Immunotherapy is a treatment that boosts the body’s immune system to help find and destroy cancer cells. Depending on a patient’s case, it can be combined with other treatments such as chemotherapy, radiotherapy, and surgery. The research and medical communities are enthusiastic about the potential for immunotherapy and hundreds of drug trials are ongoing in the US. However, immunotherapy is currently approved for only some 20 kinds of cancer. Also, the response rate is only 20-40 percent and the treatment can lead to toxicity and side effects that negatively impact quality of life.
ICI is one of several kinds of immunotherapy. It involves introducing monoclonal antibody drugs via infusion into a vein. These drugs are designed to break down the protein “checkpoints” that cancer cells create to protect themselves from antibodies that seek to destroy them.

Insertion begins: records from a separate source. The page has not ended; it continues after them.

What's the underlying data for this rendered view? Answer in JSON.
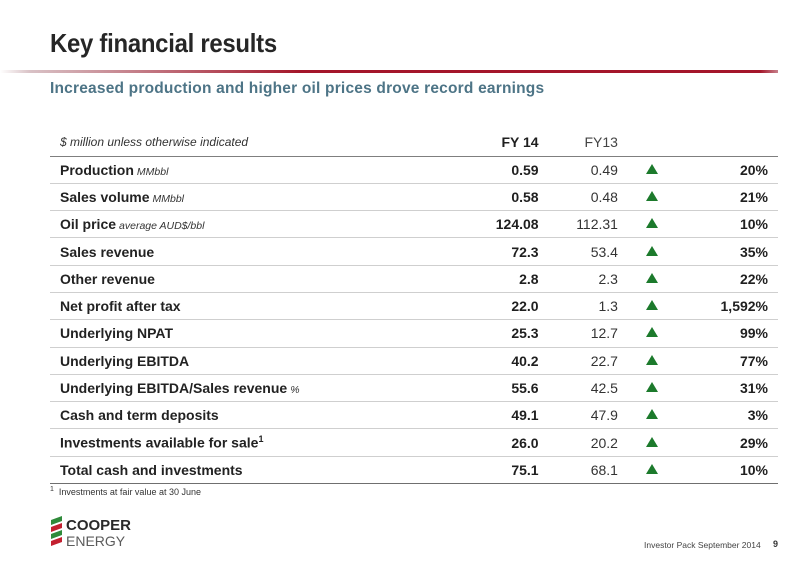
{
  "title": "Key financial results",
  "subtitle": "Increased production and higher oil prices drove record earnings",
  "table": {
    "header": {
      "note": "$ million unless otherwise indicated",
      "fy14": "FY 14",
      "fy13": "FY13"
    },
    "rows": [
      {
        "label": "Production",
        "unit": "MMbbl",
        "fy14": "0.59",
        "fy13": "0.49",
        "change": "20%"
      },
      {
        "label": "Sales volume",
        "unit": "MMbbl",
        "fy14": "0.58",
        "fy13": "0.48",
        "change": "21%"
      },
      {
        "label": "Oil price",
        "unit": "average AUD$/bbl",
        "fy14": "124.08",
        "fy13": "112.31",
        "change": "10%"
      },
      {
        "label": "Sales revenue",
        "unit": "",
        "fy14": "72.3",
        "fy13": "53.4",
        "change": "35%"
      },
      {
        "label": "Other revenue",
        "unit": "",
        "fy14": "2.8",
        "fy13": "2.3",
        "change": "22%"
      },
      {
        "label": "Net profit after tax",
        "unit": "",
        "fy14": "22.0",
        "fy13": "1.3",
        "change": "1,592%"
      },
      {
        "label": "Underlying NPAT",
        "unit": "",
        "fy14": "25.3",
        "fy13": "12.7",
        "change": "99%"
      },
      {
        "label": "Underlying EBITDA",
        "unit": "",
        "fy14": "40.2",
        "fy13": "22.7",
        "change": "77%"
      },
      {
        "label": "Underlying EBITDA/Sales revenue",
        "unit": "%",
        "fy14": "55.6",
        "fy13": "42.5",
        "change": "31%"
      },
      {
        "label": "Cash and term deposits",
        "unit": "",
        "fy14": "49.1",
        "fy13": "47.9",
        "change": "3%"
      },
      {
        "label": "Investments available for sale",
        "sup": "1",
        "unit": "",
        "fy14": "26.0",
        "fy13": "20.2",
        "change": "29%"
      },
      {
        "label": "Total cash and investments",
        "unit": "",
        "fy14": "75.1",
        "fy13": "68.1",
        "change": "10%"
      }
    ],
    "arrow_icon": "triangle-up-icon",
    "arrow_color": "#1c7a2c"
  },
  "footnote": {
    "marker": "1",
    "text": "Investments at fair value at 30 June"
  },
  "logo": {
    "line1": "COOPER",
    "line2": "ENERGY"
  },
  "footer": {
    "text": "Investor Pack September 2014",
    "page": "9"
  },
  "colors": {
    "accent_red": "#a4162a",
    "subtitle_blue": "#4d7486",
    "logo_green": "#2f8a3a",
    "logo_red": "#c32030"
  }
}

The most common ICI is called anti-PD1. The therapy interferes with the tumor’s attempts to suppress the immune system’s T cells’ ability to attack the cancer. T cells have a PD1 protein “off switch” that tells the T cells to leave the other cells alone. This switching off happens when the PD1 receptor binds to the other cells’ PDL1 or PDL2 ligands (also proteins).
Cancer cells tend to have many PDL1 and PDL2 ligands, so they can evade attack from the T cells. This is the “checkpoint” that the cancer cells put up to defend themselves. The anti-PD1 agent given in ICI therapy prevents the binding of the ligands and receptors and boosts the body’s immune response.
“The therapy prevents the ability of the tumor to escape the anti-tumor immunity,” explained Elkabets.
Before now there existed biomarkers to predict the success of ICI on a patient, but these tests had only a 10-15% response, according to Elkabets.
“The difference with our bioassay is that it looks for functionality. The other technologies looked only for the expression of proteins,” Elkabets said.
“Maybe expression matters. But what’s more important is the functionality of the binding of the ligands and receptors. You need to know how many of the ligands can suppress the T cells. You can have a lot of proteins and not many are active, and have few but many of those are very active,” he said.
OncoHost’s Sharon explained that the researchers developed an artificial body based on a T cell (the IcAR) and expressed PD1 on its surface. They incubated this cell with a tumor and looked to see if the cell was secreting an easily measured specific substance, Interleukin-2 (IL-2). The secretion happens only when the PD1 is active.
“So what we have now is an assay that allows us to identify functionality based on the secretion of the increase in the levels of IL-2. It’s basically a new biosensor,” he said.
The BGU team was able to quantify the functionality of the protein in a fixed tissue, or old pathology sample. This is a clear advantage over current technologies that involve screening fresh tissue samples, meaning that patients have to undergo several biopsies over time.
“With our technology, I can take samples from pathologies from 10 years and I can do retrospective studies of thousands and thousands of patients to look for new potential patients that can respond to treatment. This will help us select the right patients with different cancer types. There is an unlimited opportunity with this technology,” Elkabets said.
Both Elkabets and Sharon emphasized that this new technology is not only for PD1 and can be adapted to other proteins found on T cells, including CTLA-4 and others.
“I think that we will be able to potentially use this technology to identify immune checkpoint combination therapies,” Elkabets said.
As he prepares to engage with the FDA, Sharon is pleased with the data on hand.
“What we have is something with very high sensitivity specificity as compared to the current PDL1 biomarker… and we have the results already from several tumor types — lung, metabolic, renal cell, and melanoma — with similar performance,” Sharon said.
“So different tumor types, better accuracy, and a tool that I think is scalable at relatively low cost,” he said.